Perhaps Manning wasn't the plotter-in-chief. That would be just like him, giving quiet signals behind the scenes, while all the while denying publicly (and to himself) that he was involved.

Think Big makes no admission that Manning gathered together his loyalists and began arranging Day's demise within days of Day's stunning leadership victory in July 2000. There's no blurted disclosure that Manning loyalists at Alliance headquarters leaked details of a $70,000 donation to the party from a lawyer at the firm representing Day in his defamation suit with Red Deer lawyer Lorne Goddard. Think Big contains no lip-slip that senior Day staffers, who had also worked for Manning, timed their resignations, one after the other, deliberately to leave the impression that Day's grasp on the leadership was weakening.

Indeed, on the Day versus The Dissidents fight (Manning bristles at his loyalists being styled dissidents, spending nearly two pages explaining why they were really the true CA loyalists), Think Big is silent on Manning's own participation. Which is probably an accurate reflection of events: Manning killed Day with his silence. Manning could have put an end to the civil war over Day's leadership with a single news conference calling off his dogs. He didn't.

While most readers will find such quasi-insider cattiness Think Big's most compelling aspect, I was most taken by how the book, once again, confirmed Manning's central characteristic, his habit of accusing others of crimes he himself is committing, in spades, and of justifying in himself actions he finds reprehensible in everyone else.

For instance, he makes much of how despicable it was for Day and his organizers to court evangelical Christians, hard, during the 2000 leadership race. Huh? This is a man I followed, as a reporter in the early 1990s, to church basements and gatherings of religious folks in which he tried to convert them to his new party. Is it just that he is bitter Day proved better at this tactic? No. What seems to trouble Manning most is that key Day operatives made "appearances for political purposes at worship or prayer services." It's OK to play hardball with Christian voters, just not, in Manning's mind, between the sermon and the blessing.

There is Manning on page 30 claiming to have created in Reform in 1987 an "open, transparent organization in which every member was treated equally and fairly," after having just explained on page 29 how he denied Jack Ramsay delegate status at the same founding because Ramsay was, at the time, a Western separatist. Ah, yes, the bright line between fair and equal treatment for every member, and the bums rush for every member who disordered Manning's neat plans for his party.

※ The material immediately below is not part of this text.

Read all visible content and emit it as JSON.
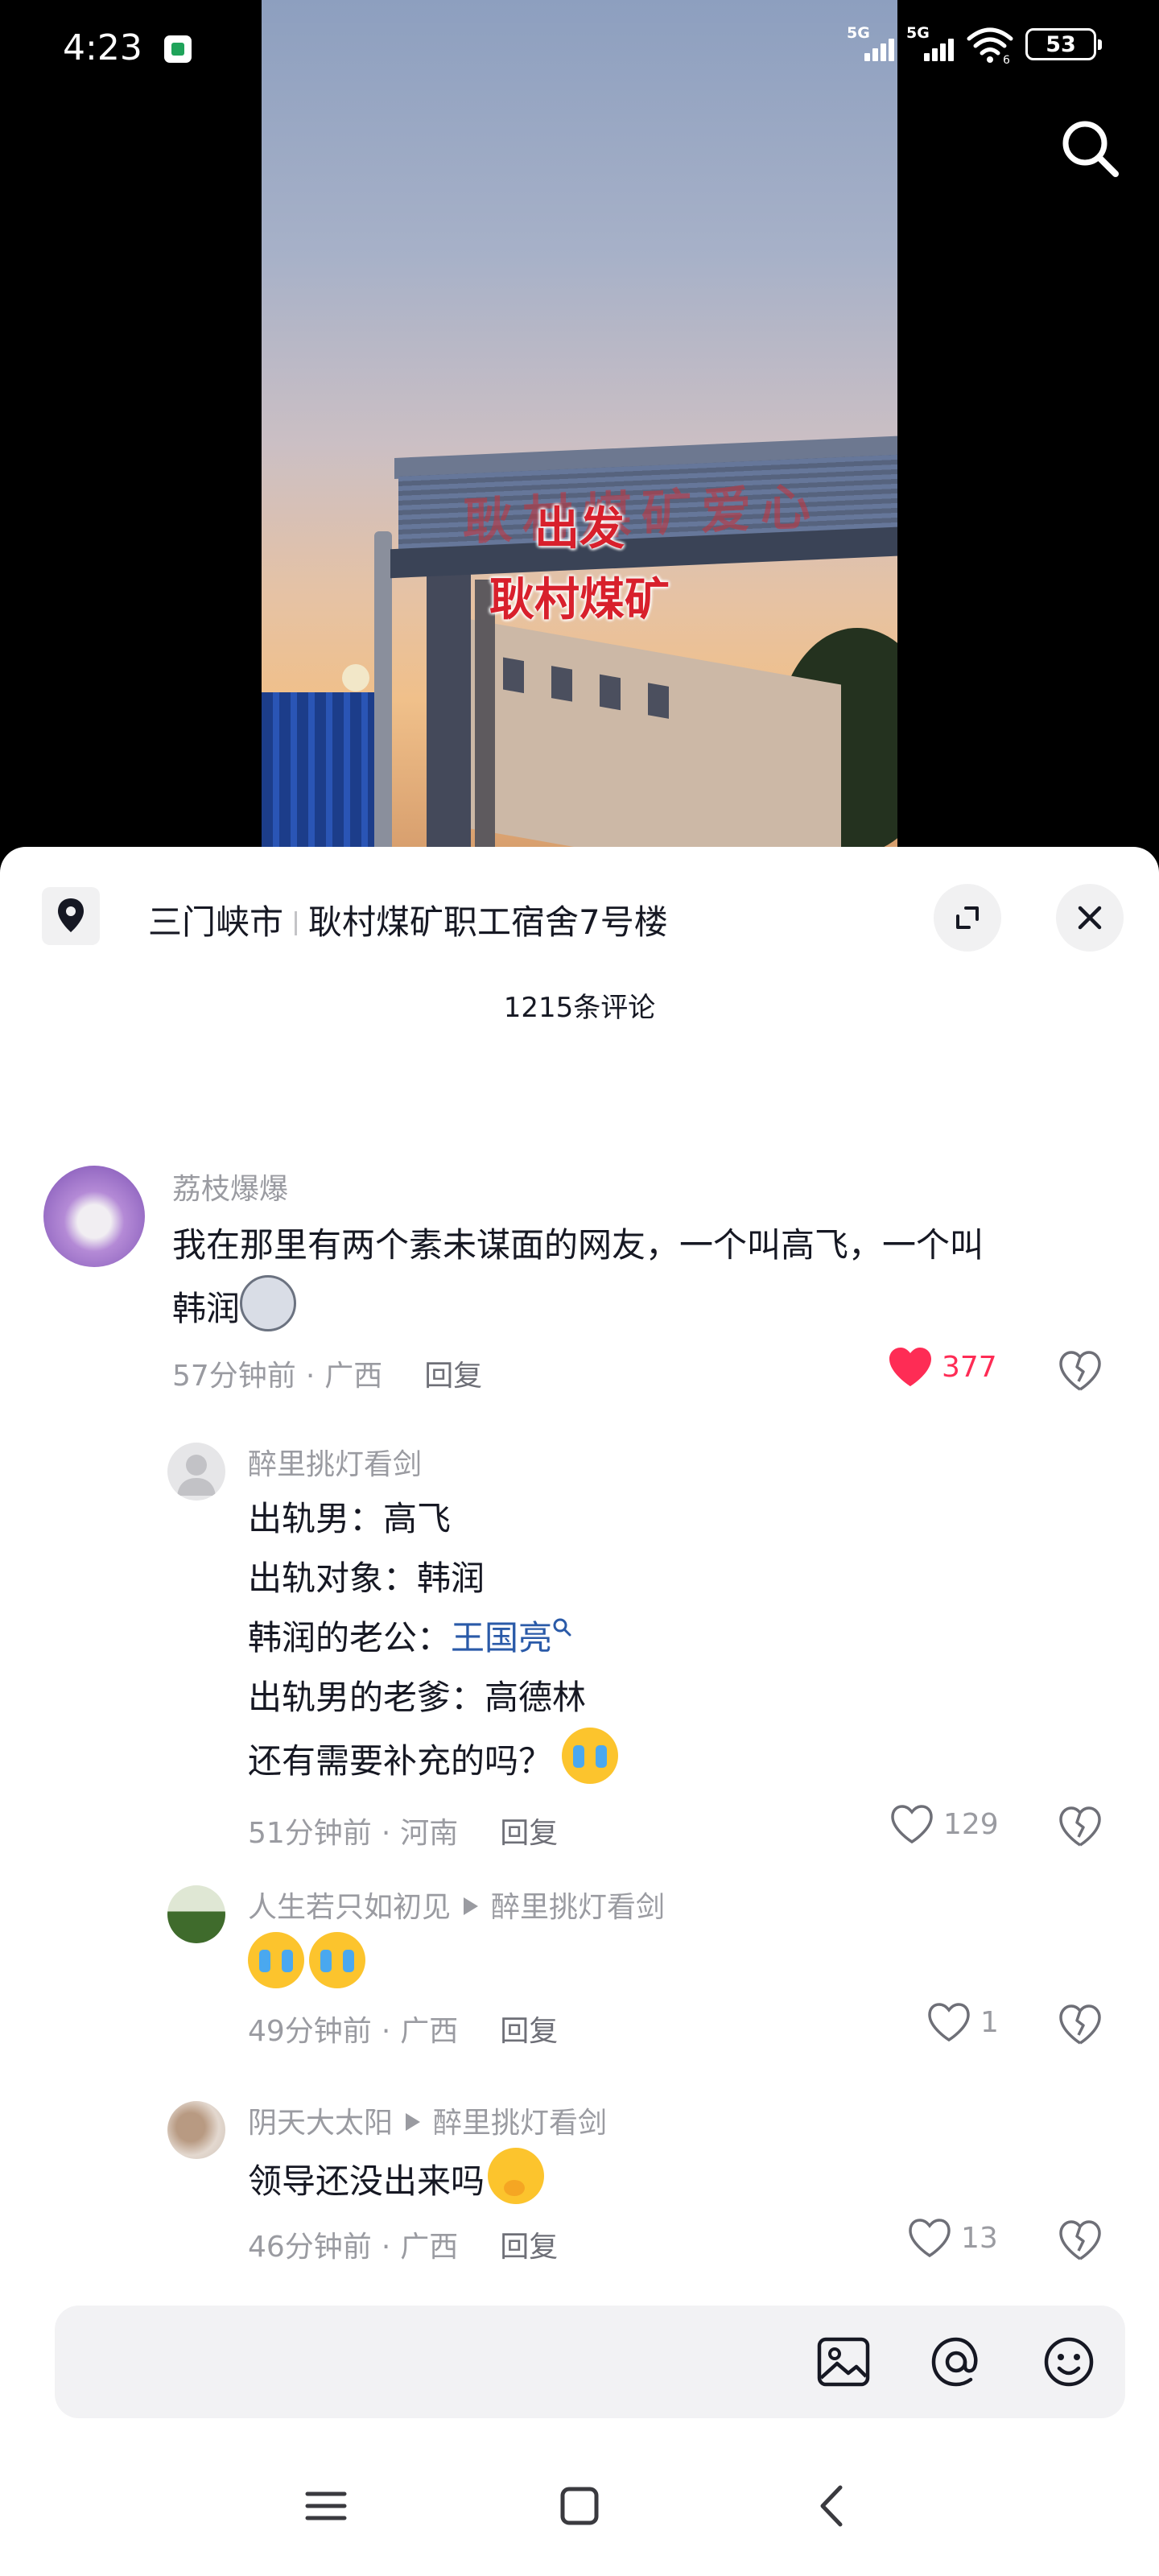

Think Big also highlights Manning's almost pathological desire to avoid conflict. His habit of jettisoning caucus members who landed the party in hot water. His refusal to take on hot-button issues of the day, such as gun control, because to do so would jeopardize the forming of an educated public opinion. (As opposed to the vacuum his absence left?) Even his initial support for the Charlottetown accord -- which he misrepresents in the book, claiming never to have been in favour, although three witnesses insist he was -- was based on his unwillingness to take ideological sides for fear of controversy.

If you want to know why Manning dislikes Day so much, buy Think Big. But if you want genuine insights into Manning and the movement he created, hunt down a copy of the biography Waiting for the Wave by Tom Flanagan. It's a better read.